Das Konzept wurde 2013 vom California Independent System Operator (CAISO) in einem Bericht offiziell eingeführt, der prognostizierte, wie wachsende Aufdach- und Utility-Scale-Solar das tägliche Lastprofil bis 2020 umformen würde. Die Prognosen erwiesen sich als zutreffend. Dasselbe Muster ist seither in Deutschland, South Australia, Hawaii und anderen Märkten aufgetaucht, in denen die Solar-Penetration über etwa 10 bis 15 Prozent der Spitzenlast hinausgewachsen ist.
Das praktische Problem ist die abendliche Anstiegsrate. Wenn die Solarproduktion innerhalb von zwei bis drei Stunden vom Mittagsmaximum auf nahe null fällt, müssen Netzbetreiber gleichzeitig schnell rampende dispatchbare Kapazität ans Netz bringen, während die Wohnnachfrage durch Kochen, Beleuchtung und Klimatisierung sprunghaft steigt. Das schafft einen Bedarf an Ressourcen, die innerhalb von Minuten reagieren können: Gas-Peaker, Pumpspeicher, Demand-Response-Programme, Batteriespeicher und virtuelle Kraftwerke.

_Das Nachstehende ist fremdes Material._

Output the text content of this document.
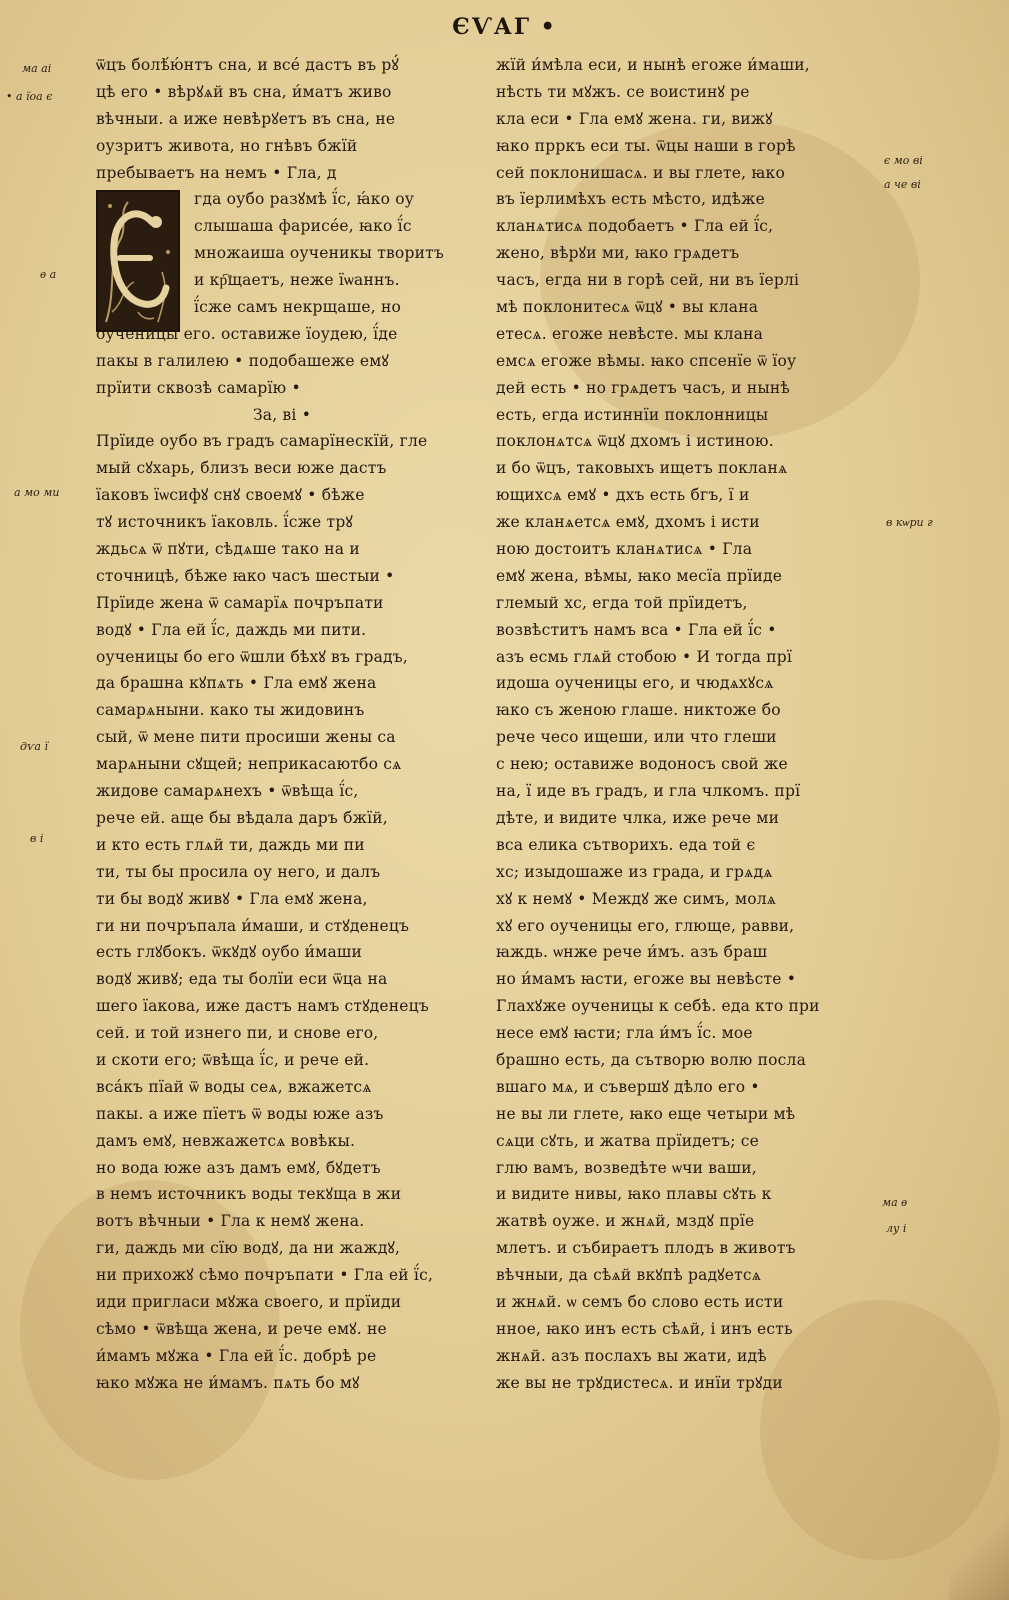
ЄѴАГ •
ѿцъ болѣ́ю́нтъ сна, и все́ дастъ въ рꙋ́
цѣ его • вѣрꙋѧй въ сна, и́матъ живо
вѣчныи. а иже невѣрꙋетъ въ сна, не
оузритъ живота, но гнѣвъ бжїй
пребываетъ на немъ • Гла, д
гда оубо разꙋмѣ ї́с, ꙗ́ко оу
слышаша фарисе́е, ꙗко ї́с
множаиша оученикы творитъ
и кр҇щаетъ, неже їѡаннъ.
ї́сже самъ некрщаше, но
оученицы его. оставиже їоудею, ї́де
пакы в галилею • подобашеже емꙋ
прїити сквозѣ самарїю •
За, ві •
Прїиде оубо въ градъ самарїнескїй, гле
мый сꙋхарь, близъ веси юже дастъ
їаковъ їѡсифꙋ снꙋ своемꙋ • бѣже
тꙋ источникъ їаковль. ї́сже трꙋ
ждьсѧ ѿ пꙋти, сѣдѧше тако на и
сточницѣ, бѣже ꙗко часъ шестыи •
Прїиде жена ѿ самарїѧ почръпати
водꙋ • Гла ей ї́с, даждь ми пити.
оученицы бо его ѿшли бѣхꙋ въ градъ,
да брашна кꙋпѧть • Гла емꙋ жена
самарѧныни. како ты жидовинъ
сый, ѿ мене пити просиши жены са
марѧныни сꙋщей; неприкасаютбо сѧ
жидове самарѧнехъ • ѿвѣща ї́с,
рече ей. аще бы вѣдала даръ бжїй,
и кто есть глѧй ти, даждь ми пи
ти, ты бы просила оу него, и далъ
ти бы водꙋ живꙋ • Гла емꙋ жена,
ги ни почръпала и́маши, и стꙋденецъ
есть глꙋбокъ. ѿкꙋдꙋ оубо и́маши
водꙋ живꙋ; еда ты болїи еси ѿца на
шего їакова, иже дастъ намъ стꙋденецъ
сей. и той изнего пи, и снове его,
и скоти его; ѿвѣща ї́с, и рече ей.
вса́къ пїай ѿ воды сеѧ, вжажетсѧ
пакы. а иже пїетъ ѿ воды юже азъ
дамъ емꙋ, невжажетсѧ вовѣкы.
но вода юже азъ дамъ емꙋ, бꙋдетъ
в немъ источникъ воды текꙋща в жи
вотъ вѣчныи • Гла к немꙋ жена.
ги, даждь ми сїю водꙋ, да ни жаждꙋ,
ни прихожꙋ сѣмо почръпати • Гла ей ї́с,
иди пригласи мꙋжа своего, и прїиди
сѣмо • ѿвѣща жена, и рече емꙋ. не
и́мамъ мꙋжа • Гла ей ї́с. добрѣ ре
ꙗко мꙋжа не и́мамъ. пѧть бо мꙋ
жїй и́мѣла еси, и нынѣ егоже и́маши,
нѣсть ти мꙋжъ. се воистинꙋ ре
кла еси • Гла емꙋ жена. ги, вижꙋ
ꙗко прркъ еси ты. ѿцы наши в горѣ
сей поклонишасѧ. и вы глете, ꙗко
въ їерлимѣхъ есть мѣсто, идѣже
кланѧтисѧ подобаетъ • Гла ей ї́с,
жено, вѣрꙋи ми, ꙗко грѧдетъ
часъ, егда ни в горѣ сей, ни въ їерлі
мѣ поклонитесѧ ѿцꙋ • вы клана
етесѧ. егоже невѣсте. мы клана
емсѧ егоже вѣмы. ꙗко спсенїе ѿ їоу
дей есть • но грѧдетъ часъ, и нынѣ
есть, егда истиннїи поклонницы
поклонѧтсѧ ѿцꙋ дхомъ і истиною.
и бо ѿцъ, таковыхъ ищетъ покланѧ
ющихсѧ емꙋ • дхъ есть бгъ, ї и
же кланѧетсѧ емꙋ, дхомъ і исти
ною достоитъ кланѧтисѧ • Гла
емꙋ жена, вѣмы, ꙗко месїа прїиде
глемый хс, егда той прїидетъ,
возвѣститъ намъ вса • Гла ей ї́с •
азъ есмь глѧй стобою • И тогда прї
идоша оученицы его, и чюдѧхꙋсѧ
ꙗко съ женою глаше. никтоже бо
рече чесо ищеши, или что глеши
с нею; оставиже водоносъ свой же
на, ї иде въ градъ, и гла члкомъ. прї
дѣте, и видите члка, иже рече ми
вса елика сътворихъ. еда той є
хс; изыдошаже из града, и грѧдѧ
хꙋ к немꙋ • Междꙋ же симъ, молѧ
хꙋ его оученицы его, глюще, равви,
ꙗждь. ѡнже рече и́мъ. азъ браш
но и́мамъ ꙗсти, егоже вы невѣсте •
Глахꙋже оученицы к себѣ. еда кто при
несе емꙋ ꙗсти; гла и́мъ ї́с. мое
брашно есть, да сътворю волю посла
вшаго мѧ, и съвершꙋ дѣло его •
не вы ли глете, ꙗко еще четыри мѣ
сѧци сꙋть, и жатва прїидетъ; се
глю вамъ, возведѣте ѡчи ваши,
и видите нивы, ꙗко плавы сꙋть к
жатвѣ оуже. и жнѧй, мздꙋ прїе
млетъ. и събираетъ плодъ в животъ
вѣчныи, да сѣѧй вкꙋпѣ радꙋетсѧ
и жнѧй. ѡ семъ бо слово есть исти
нное, ꙗко инъ есть сѣѧй, і инъ есть
жнѧй. азъ послахъ вы жати, идѣ
же вы не трꙋдистесѧ. и инїи трꙋди
ма аі
• а їоа є
ѳ а
а мо ми
дѵа ї
в і
є мо ві
а че ві
в кѡри г
ма ѳ
лу і
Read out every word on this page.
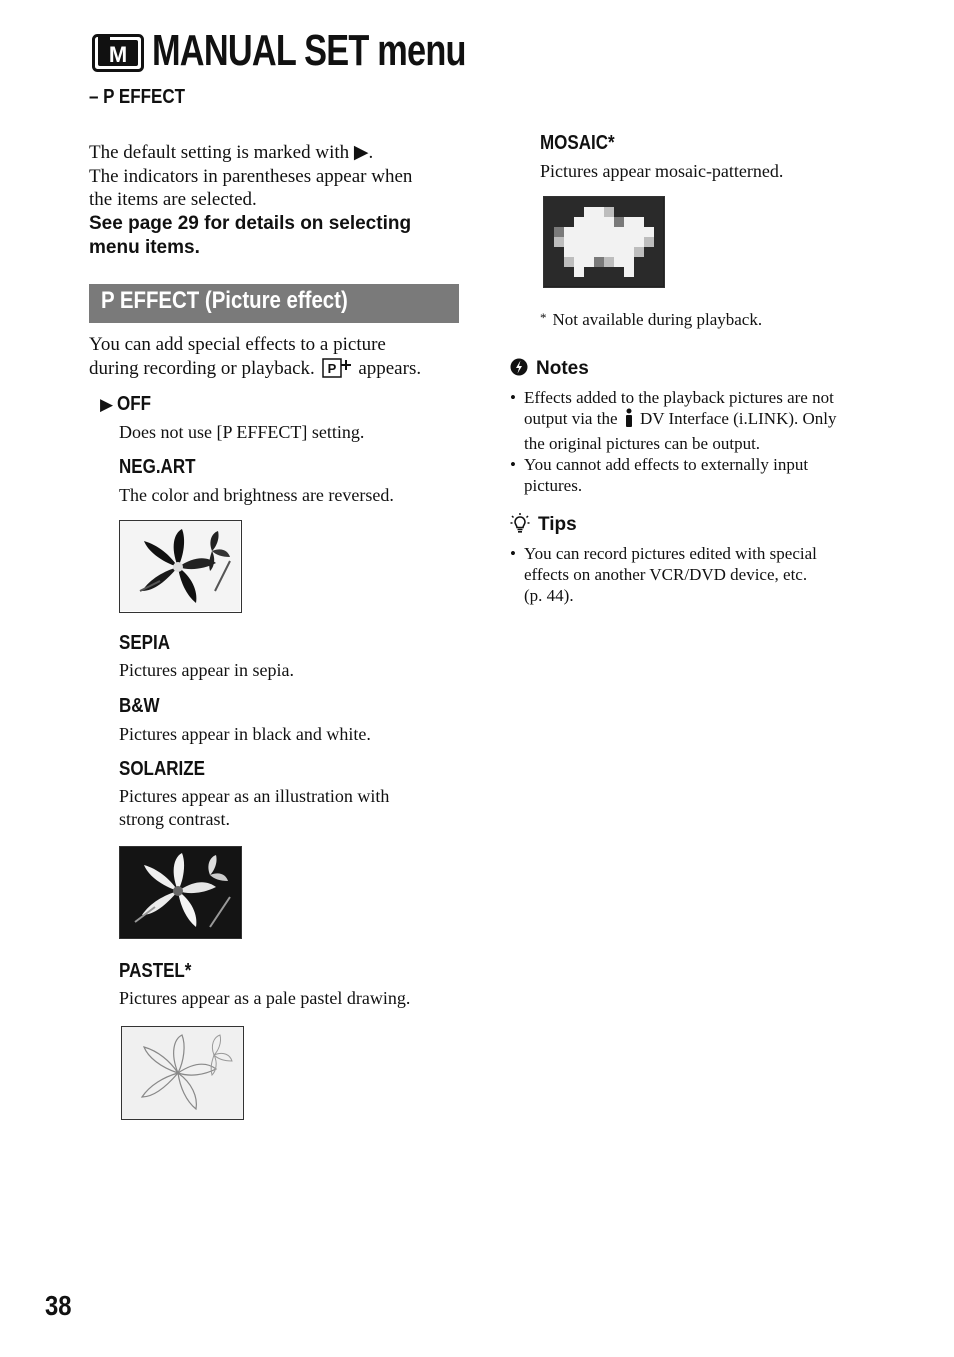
M MANUAL SET menu
– P EFFECT
The default setting is marked with ▶.
The indicators in parentheses appear when
the items are selected.
See page 29 for details on selecting
menu items.
P EFFECT (Picture effect)
You can add special effects to a picture
during recording or playback. P appears.
▶ OFF
Does not use [P EFFECT] setting.
NEG.ART
The color and brightness are reversed.
SEPIA
Pictures appear in sepia.
B&W
Pictures appear in black and white.
SOLARIZE
Pictures appear as an illustration with
strong contrast.
PASTEL*
Pictures appear as a pale pastel drawing.
MOSAIC*
Pictures appear mosaic-patterned.
* Not available during playback.
Notes
• Effects added to the playback pictures are not
output via the DV Interface (i.LINK). Only
the original pictures can be output.
• You cannot add effects to externally input
pictures.
Tips
• You can record pictures edited with special
effects on another VCR/DVD device, etc.
(p. 44).
38
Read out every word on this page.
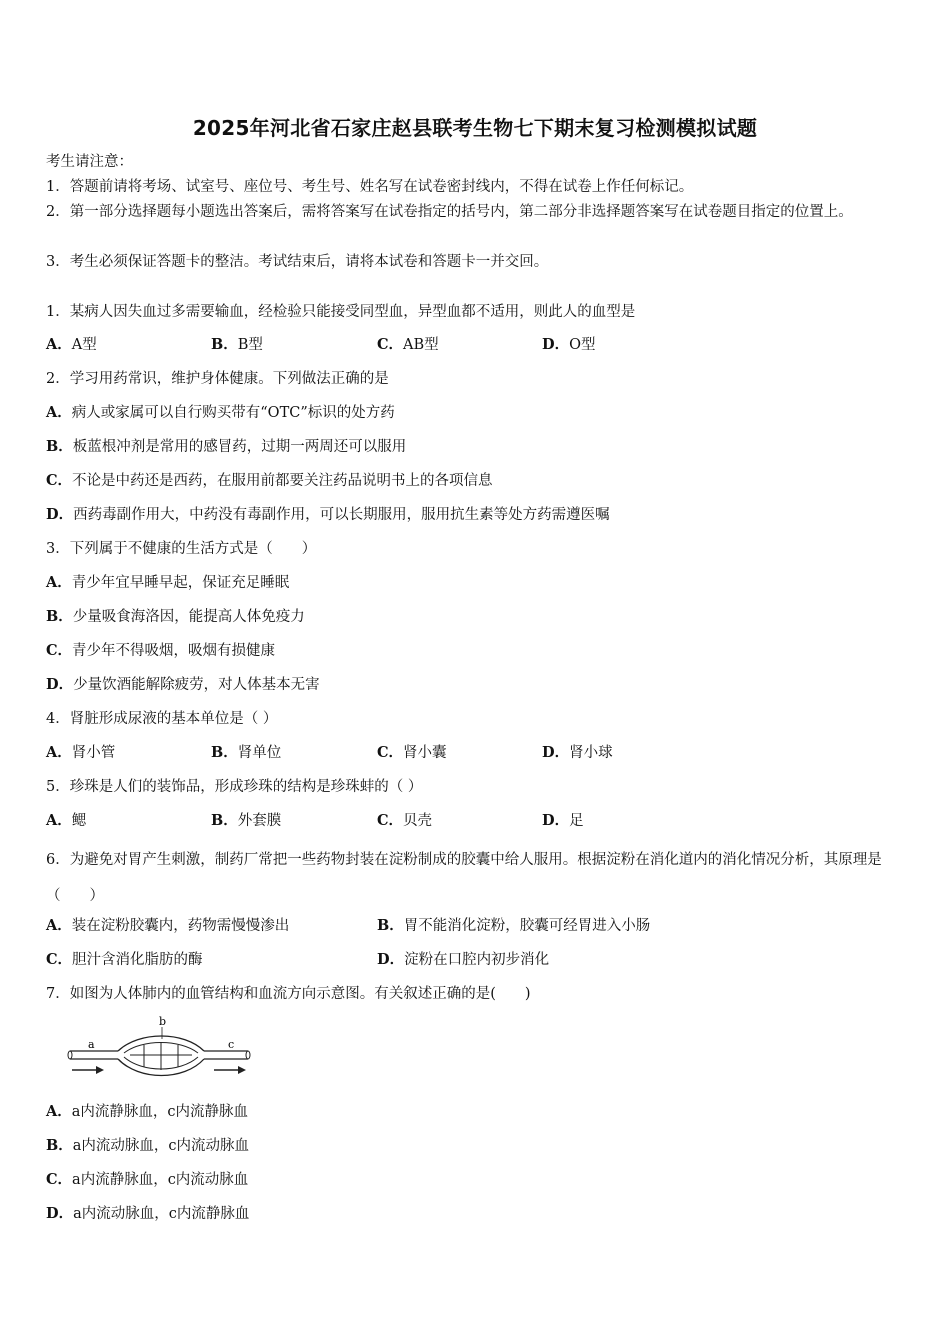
2025年河北省石家庄赵县联考生物七下期末复习检测模拟试题
考生请注意：
1．答题前请将考场、试室号、座位号、考生号、姓名写在试卷密封线内，不得在试卷上作任何标记。
2．第一部分选择题每小题选出答案后，需将答案写在试卷指定的括号内，第二部分非选择题答案写在试卷题目指定的位置上。
3．考生必须保证答题卡的整洁。考试结束后，请将本试卷和答题卡一并交回。
1．某病人因失血过多需要输血，经检验只能接受同型血，异型血都不适用，则此人的血型是
A．A型	B．B型	C．AB型	D．O型
2．学习用药常识，维护身体健康。下列做法正确的是
A．病人或家属可以自行购买带有“OTC”标识的处方药
B．板蓝根冲剂是常用的感冒药，过期一两周还可以服用
C．不论是中药还是西药，在服用前都要关注药品说明书上的各项信息
D．西药毒副作用大，中药没有毒副作用，可以长期服用，服用抗生素等处方药需遵医嘱
3．下列属于不健康的生活方式是（　　）
A．青少年宜早睡早起，保证充足睡眠
B．少量吸食海洛因，能提高人体免疫力
C．青少年不得吸烟，吸烟有损健康
D．少量饮酒能解除疲劳，对人体基本无害
4．肾脏形成尿液的基本单位是（ ）
A．肾小管	B．肾单位	C．肾小囊	D．肾小球
5．珍珠是人们的装饰品，形成珍珠的结构是珍珠蚌的（ ）
A．鳃	B．外套膜	C．贝壳	D．足
6．为避免对胃产生刺激，制药厂常把一些药物封装在淀粉制成的胶囊中给人服用。根据淀粉在消化道内的消化情况分析，其原理是（　　）
A．装在淀粉胶囊内，药物需慢慢渗出	B．胃不能消化淀粉，胶囊可经胃进入小肠
C．胆汁含消化脂肪的酶	D．淀粉在口腔内初步消化
7．如图为人体肺内的血管结构和血流方向示意图。有关叙述正确的是(　　)
a
b
c
A．a内流静脉血，c内流静脉血
B．a内流动脉血，c内流动脉血
C．a内流静脉血，c内流动脉血
D．a内流动脉血，c内流静脉血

Politisch ist die Duck Curve der zentrale Treiber hinter der Ausweitung zeitvariabler Tarife (TOU), die die höchsten Strompreise in die Abendstunden verlagern und Kunden belohnen, die Last aus diesem Fenster verschieben oder einspeisen. Sie motiviert Regulierer in Märkten mit hoher Solar-Penetration auch, Net-Metering-Regeln zu überarbeiten und pauschale Einspeisegutschriften häufig durch TOU-orientiertes Net Billing zu ersetzen, um den Echtzeitwert der Solareinspeisung besser abzubilden.
Warum es für Solarinstallateure entscheidend ist
Die Duck Curve erklärt zwei Trends, die unmittelbar beeinflussen, wie Installateure Anlagen verkaufen und auslegen. Erstens steigen die Speicheranbindungsraten in Märkten mit hoher Solar-Penetration, weil ein BESS, der mittags geladen und in die Abendspitze entladen wird, die Rechnungseinsparungen unter TOU-Tarifen maximiert und die Projektamortisation verbessert. Zweitens stoßen Kunden in diesen Märkten zunehmend auf Einspeisebegrenzungen oder reduzierte Einspeisewerte für Mittagssolar, was Eigenverbrauch und Speicheroptimierung wichtiger macht als das reine Erzeugungsvolumen. solarVis modelliert TOU-Tarifstrukturen und Speicher-Dispatch-Szenarien direkt im Machbarkeits-Workflow, sodass die Wirtschaftlichkeit eines BESS automatisch neben dem PV-Basisangebot berechnet wird, statt als separate Analyse behandelt zu werden.
Häufige Fragen
- Warum ist die Duck Curve relevant, wenn ein Installateur einen Speicher anbietet?
- Der abendliche Anstieg, den die Duck Curve beschreibt, ist der Grund, warum Versorger zeitvariable Tarife mit hohen Spitzenpreisen nach Sonnenuntergang einführen. Eine Batterie, die mittags aus Solar geladen und in diese Abendspitze entladen wird, liefert maximale Rechnungseinsparungen, was die Projektamortisation verbessert und den Speichervertrieb erleichtert.
- Welche Märkte zeigen die ausgeprägteste Duck Curve?
- Kalifornien hat die am besten dokumentierte Kurve, von CAISO seit 2013 verfolgt. Deutschland, South Australia, Hawaii und zunehmend die Türkei zeigen ähnliche Profile, sobald die Solar-Penetration steigt. Jedes Netz, in dem Solar einen großen Anteil der Mittagslast deckt, entwickelt dieselbe Form.
- Wie wirkt sich die Duck Curve auf Netzbetreiber anders aus als auf Installateure?
- Netzbetreiber müssen schnell rampende Erzeugung für die Abendspitze beschaffen, typischerweise Gas-Peaker, Pumpspeicher oder dispatchbare Speicher. Für Installateure erklärt die Kurve, warum Regulierer zeitvariable Tarife pushen und warum die Speicheranbindungsraten in Märkten mit hoher Solar-Sättigung steigen.